Abstract P189.2: Aberrant Trafficking Of Intestinal Immune Cells In Salt-sensitive Hypertension

Hypertension is characterized by an inflammatory response, which precedes the clinical detection of organ damage. Yet, the activation and origin of target organ infiltrating immune cells are not fully understood. This study takes a systems view on inflammation in experimental hypertension and aims to investigate the extent to which the gut-associated immune cells contribute to the immune response in salt-sensitive hypertension. Immune cell trafficking from the intestine to hypertensive target organs was analyzed using in vivo labelling of intestinal immune cells via targeted UV-photoconversion in Kaede -transgenic mice. Salt-sensitive hypertension was induced in 8-10 week old male mice by oral N-nitro-L-arginine methylester (L-NAME) pretreatment (0.5 mg/ml) and two 3-week high-salt feedings (HSD, 4% NaCl-diet, 1% drinking water), separated by a 2-week normal-salt (NSD, 0.5% NaCl-diet) interval. Hypertensive organ damage and photolabelled immune cells (5d post photoconversion) were analyzed. HSD-fed mice displayed target organ damage as indicated by upregulation of mRNA-expression of markers of kidney damage ( Ngal ), inflammation ( Ccl2 ) and fibrosis ( Col3a1 ) (2^-ddCT Sham vs HTN: 1.5±1.3 vs 5.5±3.1, 1.2±0.8 vs 2.7±1.4, 1.0±0.3 vs 2.2±0.7, respectively). Intestinal immune cell trafficking was observed both in homeostasis (NSD) and disease (HSD). Infiltration of photolabelled Kaede red ( Kred+ ) intestinal immune cells was detected in various organs, namely the mesenteric lymph nodes, spleen, blood and bone marrow, as well as target organs of hypertension, namely the kidney, heart and eye.
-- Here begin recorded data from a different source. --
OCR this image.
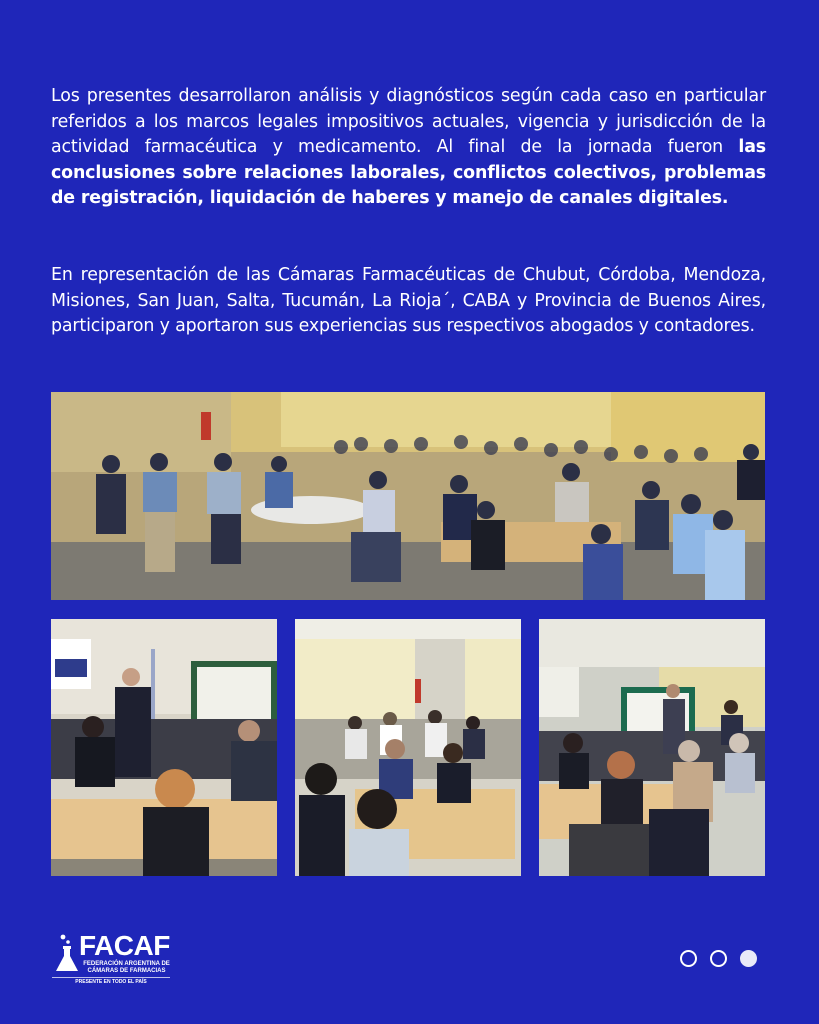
Los presentes desarrollaron análisis y diagnósticos según cada caso en particular referidos a los marcos legales impositivos actuales, vigencia y jurisdicción de la actividad farmacéutica y medicamento. Al final de la jornada fueron las conclusiones sobre relaciones laborales, conflictos colectivos, problemas de registración, liquidación de haberes y manejo de canales digitales.

En representación de las Cámaras Farmacéuticas de Chubut, Córdoba, Mendoza, Misiones, San Juan, Salta, Tucumán, La Rioja´, CABA y Provincia de Buenos Aires, participaron y aportaron sus experiencias sus respectivos abogados y contadores.

FACAF
FEDERACIÓN ARGENTINA DE CÁMARAS DE FARMACIAS
PRESENTE EN TODO EL PAÍS
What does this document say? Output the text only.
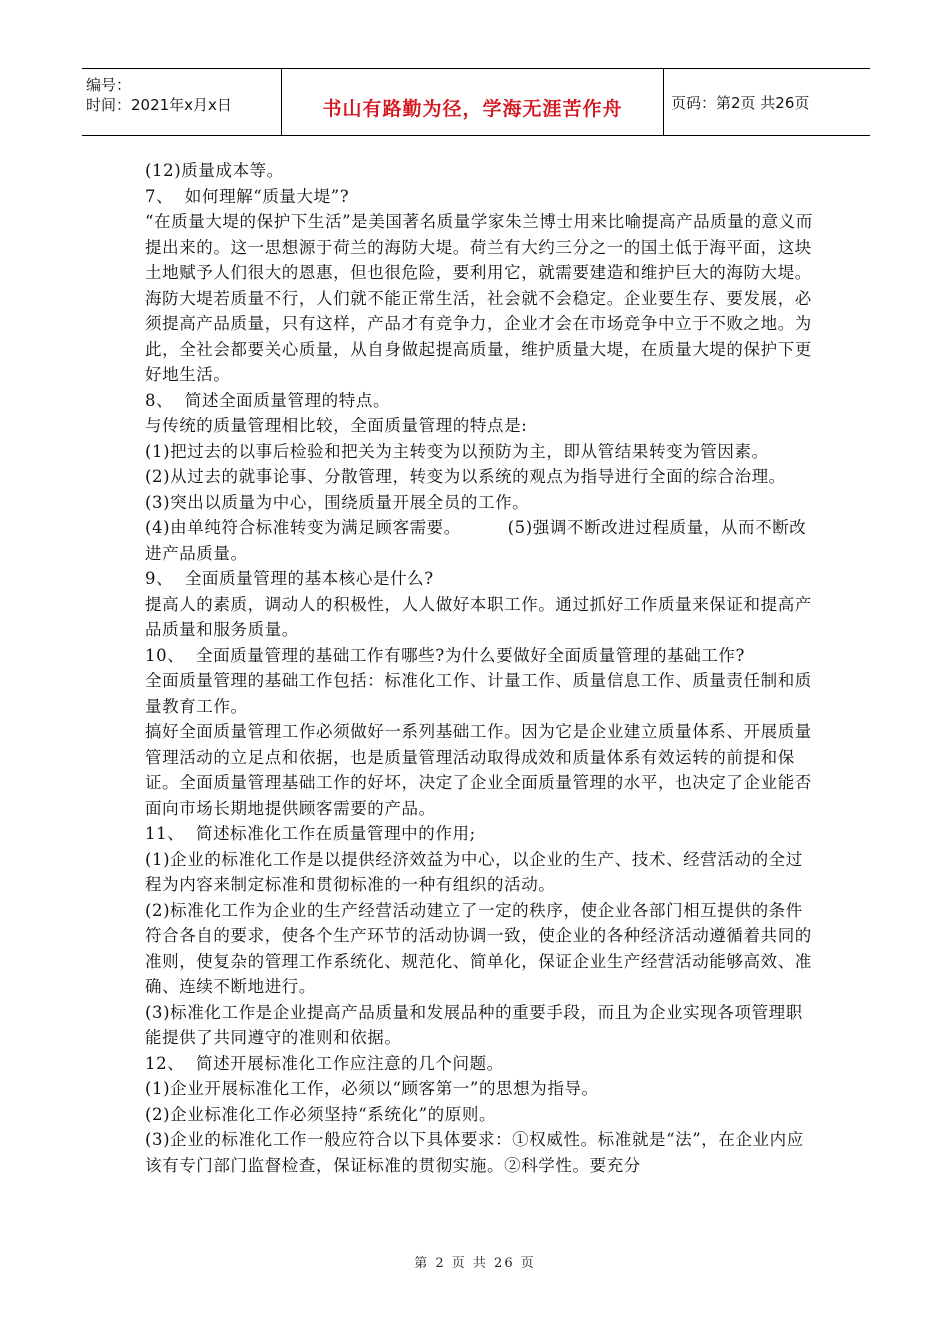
编号：
时间：2021年x月x日	书山有路勤为径，学海无涯苦作舟	页码：第2页 共26页

(12)质量成本等。

7、  如何理解“质量大堤”?

“在质量大堤的保护下生活”是美国著名质量学家朱兰博士用来比喻提高产品质量的意义而提出来的。这一思想源于荷兰的海防大堤。荷兰有大约三分之一的国土低于海平面，这块土地赋予人们很大的恩惠，但也很危险，要利用它，就需要建造和维护巨大的海防大堤。海防大堤若质量不行，人们就不能正常生活，社会就不会稳定。企业要生存、要发展，必须提高产品质量，只有这样，产品才有竞争力，企业才会在市场竞争中立于不败之地。为此，全社会都要关心质量，从自身做起提高质量，维护质量大堤，在质量大堤的保护下更好地生活。

8、  简述全面质量管理的特点。

与传统的质量管理相比较，全面质量管理的特点是:

(1)把过去的以事后检验和把关为主转变为以预防为主，即从管结果转变为管因素。

(2)从过去的就事论事、分散管理，转变为以系统的观点为指导进行全面的综合治理。

(3)突出以质量为中心，围绕质量开展全员的工作。

(4)由单纯符合标准转变为满足顾客需要。        (5)强调不断改进过程质量，从而不断改进产品质量。

9、  全面质量管理的基本核心是什么?

提高人的素质，调动人的积极性，人人做好本职工作。通过抓好工作质量来保证和提高产品质量和服务质量。

10、  全面质量管理的基础工作有哪些?为什么要做好全面质量管理的基础工作?

全面质量管理的基础工作包括：标准化工作、计量工作、质量信息工作、质量责任制和质量教育工作。

搞好全面质量管理工作必须做好一系列基础工作。因为它是企业建立质量体系、开展质量管理活动的立足点和依据，也是质量管理活动取得成效和质量体系有效运转的前提和保证。全面质量管理基础工作的好坏，决定了企业全面质量管理的水平，也决定了企业能否面向市场长期地提供顾客需要的产品。

11、  简述标准化工作在质量管理中的作用;

(1)企业的标准化工作是以提供经济效益为中心，以企业的生产、技术、经营活动的全过程为内容来制定标准和贯彻标准的一种有组织的活动。

(2)标准化工作为企业的生产经营活动建立了一定的秩序，使企业各部门相互提供的条件符合各自的要求，使各个生产环节的活动协调一致，使企业的各种经济活动遵循着共同的准则，使复杂的管理工作系统化、规范化、简单化，保证企业生产经营活动能够高效、准确、连续不断地进行。

(3)标准化工作是企业提高产品质量和发展品种的重要手段，而且为企业实现各项管理职能提供了共同遵守的准则和依据。

12、  简述开展标准化工作应注意的几个问题。

(1)企业开展标准化工作，必须以“顾客第一”的思想为指导。

(2)企业标准化工作必须坚持“系统化”的原则。

(3)企业的标准化工作一般应符合以下具体要求：①权威性。标准就是“法”，在企业内应该有专门部门监督检查，保证标准的贯彻实施。②科学性。要充分

第 2 页 共 26 页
In the kidney, B-cells (39.9 ± 24.2% (NSD), 66.8 ± 5.8% (HSD) of CD45+ Kred+ cells) and T-cells (32.5 ± 18.3% (NSD), 10.1 ± 4.4% (HSD) of CD45+ Kred+ cells) were among the major migrating populations. Salt-sensitive hypertension was characterized by a dysregulation of the intestinal-renal immune cell axis. Immune cells originating from the intestine migrate and populate various organs, both in physiological homeostasis and in an aberrant manner in salt-sensitive hypertension. Our findings provide insight into mechanisms underlying hypertension-induced organ damage and could argue for interventions targeting intestinal immune cells.